Ночь времен — страница 64 из 166

— Игнасио, не стоит так говорить с дочерью.

— Нужно быть полным идиотом, умственно отсталым, чтобы напялить на себя форму просто ради удовольствия, для вида. Чтобы поиграть в армию.

— Зятек, не говори так, а то мы поссоримся.

— Что сказал — то сказал, и от слов своих отказываться не собираюсь.

— Я больше чем уверен: когда ты видишь в воскресенье пионеров, этих юных социалистов, что маршируют по улице Аргуэльес, возвращаясь из Сьерры, тебя это не особенно раздражает.

— Мне точно так же стыдно за них. И так же противно. Все такие одинаковые: печатают шаг, кулаки сжаты, зубы стиснуты. И совершенно все равно, какого цвета рубашка. Мне не нравятся дети, что читают молитвы, как попугаи, со сложенными ладошками, и ровно так же не доставляют удовольствия те, кто вздымает кулаки, распевая «Интернационал» тем же тоном, каким могли бы исполнять религиозный гимн «С цветами для Марии». Приличные люди не прячутся за толпу в форме.

— Ну вот, раз уж на тебя накатило такое настроение, лучше оставайся один. — Адела, которую всегда пугало молчание мужа, теперь еще больше испугалась холодной ярости за его словами. Он произносил их с явным усилием, стараясь не повысить голос и не смотреть собеседнику в глаза.

— Неплохая идея.

— Вопрос разницы поколений, Адела. — Эстет внезапно переквалифицировался в философа и возвестил необычным для себя беспристрастным тоном, воспроизводя словесный поток, питавший его самого: — Твой супруг — человек очень умный, однако принадлежащий другой эпохе, я это понимаю и потому не обращаю внимания.
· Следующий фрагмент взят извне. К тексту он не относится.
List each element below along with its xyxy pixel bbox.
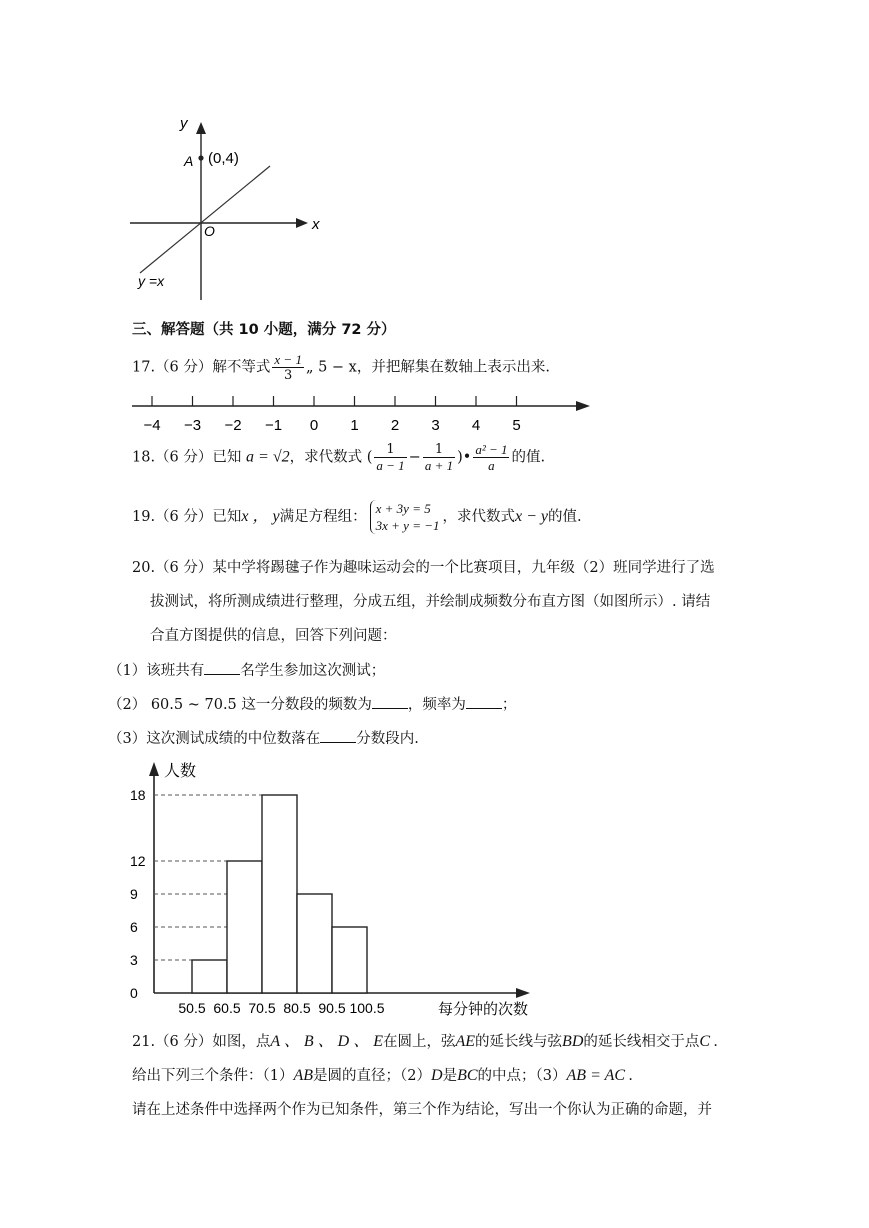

Нужно быть молодым, чтобы оказаться на высоте времени, которое устремляется в молодость, как говорит Хосе Антонио. Но в одном ты прав, Игнасио: в том, что идеи меняются точно так же, как меняется мода на одежду. Есть еще люди — их до сих пор можно встретить на улице — в сюртуке, с бородой, в ботинках, с пенсне на носу. Они по-прежнему живут в эпоху карет с четверками лошадей, даже не догадываясь, что мы живем в век автомобилей и самолетов. Я не виню тебя — ты просто из иного времени. А мы — мы живем в двадцатом веке…

— Это уже переходит всяческие границы. — Игнасио Абель поднялся, властным жестом отсылая служанку, показавшуюся в дверях с десертом на подносе. — Того и гляди окажется, что я дряхлый ретроград, а ты прогрессист. Просто из ряда вон.

— Ретроград или прогрессист, левые или правые, все это — понятия анахронические, зять. Ты либо на стороне молодости, либо на стороне старости; либо с тем, что рождается, либо с тем, что умирает, на стороне силы или на стороне бессилия.

— Однако военная форма — мода достаточно древняя…

— Древняя — это форма с позументами и плюмажем, которую использовали как символ привилегий власть имущих! Наша сегодняшняя форма подчеркивает равенство, ставит нас выше всяких там индивидуалистических глупостей и выкрутасов. Рабочая рубашка, свободная и практичная одежда спортсмена, гордость оттого, что твое сердце бьется с другими в унисон — одно общее сердце!

— А пистолеты?

— Для защиты, зять. Ведь мы люди мира до тех пор, пока нам не объявили войну. В знак приветствия мы поднимаем раскрытую ладонь, не кулак. Раскрытая рука — всем, потому что мы не верим ни в партии, ни в классы. В парней, которые вышли на улицы продавать наши газеты, начали стрелять, их стали убивать коммунисты, и теперь мы тоже учимся стрелять. Нынешнее правительство, которое понятия не имеет о справедливости, заявляется в наши штабы, задерживает фалангистов, в то время как красные милиционеры делают, что захотят. — Правительство Республики действует в соответствии с законом, сажая в тюрьму преступников и убийц.

— Правительство Республики — марксистская марионетка.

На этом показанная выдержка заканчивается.